Matplotlib is currently the most popular scientific visualization packages in Python. Even proponents admit that its interface is sometimes overly verbose, but it is a powerful library for creating a large range of plots.

To use Matplotlib, we can start by enabling the notebook mode (for use in the Jupyter notebook) and then importing the package as plt"

# run this if using Jupyter notebook
%matplotlib notebook
import matplotlib.pyplot as plt
plt.style.use('ggplot')  # make graphs in the style of R's ggplot

Now let's create some data (as NumPy arrays, of course) and plot the results:

x = np.linspace(0, 10)  # range of values from 0 to 10
y = np.sin(x)           # sine of these values
plt.plot(x, y);         # plot as a line

If you run this code live, you will see an interactive plot that lets you pan, zoom, and scroll to explore the data.

This is the simplest example of a Matplotlib plot; for ideas on the wide range of plot types available, see Matplotlib's online gallery as well as other references listed in Resources for Further Learning.

SciPy: Scientific Python

SciPy is a collection of scientific functionality that is built on NumPy. The package began as a set of Python wrappers to well-known Fortran libraries for numerical computing, and has grown from there. The package is arranged as a set of submodules, each implementing some class of numerical algorithms. Here is an incomplete sample of some of the more important ones for data science:

  • scipy.fftpack: Fast Fourier transforms
  • scipy.integrate: Numerical integration
  • scipy.interpolate: Numerical interpolation
  • scipy.linalg: Linear algebra routines
  • scipy.optimize: Numerical optimization of functions
  • scipy.sparse: Sparse matrix storage and linear algebra
  • scipy.stats: Statistical analysis routines

For example, let's take a look at interpolating a smooth curve between some data

from scipy import interpolate

# choose eight points between 0 and 10
x = np.linspace(0, 10, 8)
y = np.sin(x)

# create a cubic interpolation function
func = interpolate.interp1d(x, y, kind='cubic')

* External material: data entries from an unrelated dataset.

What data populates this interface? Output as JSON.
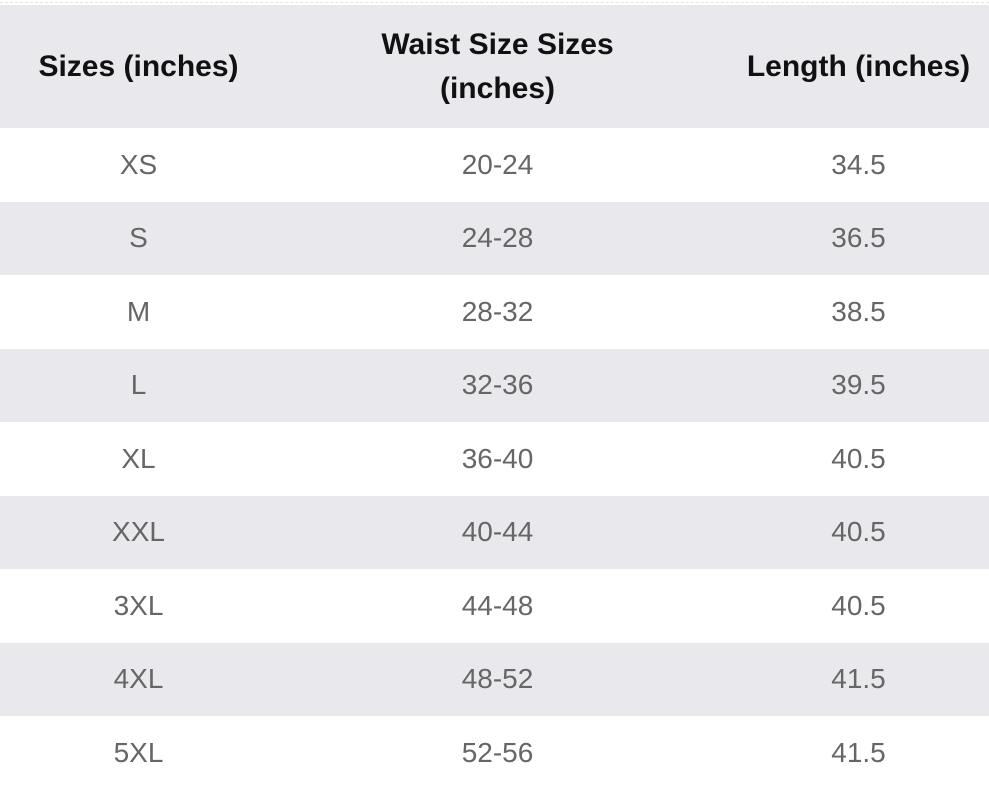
{
  "table": {
    "header": [
      "Sizes (inches)",
      "Waist Size Sizes (inches)",
      "Length (inches)"
    ],
    "rows": [
      [
        "XS",
        "20-24",
        "34.5"
      ],
      [
        "S",
        "24-28",
        "36.5"
      ],
      [
        "M",
        "28-32",
        "38.5"
      ],
      [
        "L",
        "32-36",
        "39.5"
      ],
      [
        "XL",
        "36-40",
        "40.5"
      ],
      [
        "XXL",
        "40-44",
        "40.5"
      ],
      [
        "3XL",
        "44-48",
        "40.5"
      ],
      [
        "4XL",
        "48-52",
        "41.5"
      ],
      [
        "5XL",
        "52-56",
        "41.5"
      ]
    ]
  }
}
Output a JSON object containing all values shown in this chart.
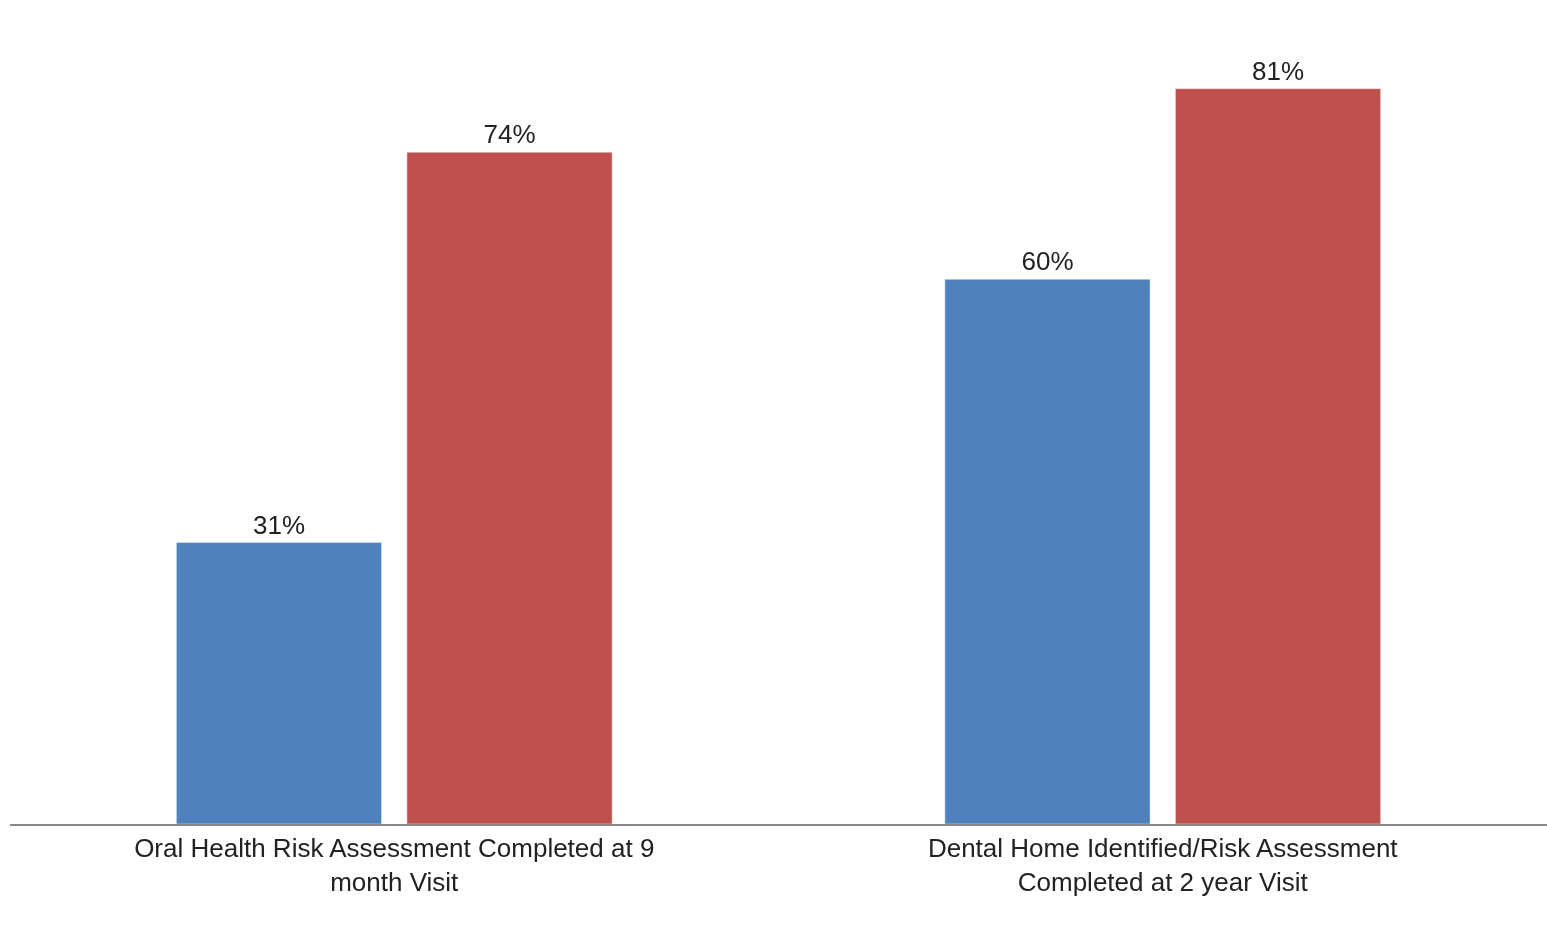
{
  "chart_data": {
    "type": "bar",
    "categories": [
      "Oral Health Risk Assessment Completed at 9 month Visit",
      "Dental Home Identified/Risk Assessment Completed at 2 year Visit"
    ],
    "series": [
      {
        "color": "#4f81bd",
        "values": [
          31,
          60
        ],
        "value_labels": [
          "31%",
          "60%"
        ]
      },
      {
        "color": "#c0504d",
        "values": [
          74,
          81
        ],
        "value_labels": [
          "74%",
          "81%"
        ]
      }
    ],
    "legend": false
  }
}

# interpolate on a grid of 1,000 points
x_interp = np.linspace(0, 10, 1000)
y_interp = func(x_interp)

# plot the results
plt.figure()  # new figure
plt.plot(x, y, 'o')
plt.plot(x_interp, y_interp);

What we see is a smooth interpolation between the points.

Other Data Science Packages

Built on top of these tools are a host of other data science packages, including general tools like Scikit-Learn for machine learning, Scikit-Image for image analysis, and Statsmodels for statistical modeling, as well as more domain-specific packages like AstroPy for astronomy and astrophysics, NiPy for neuro-imaging, and many, many more.

No matter what type of scientific, numerical, or statistical problem you are facing, it's likely there is a Python package out there that can help you solve it.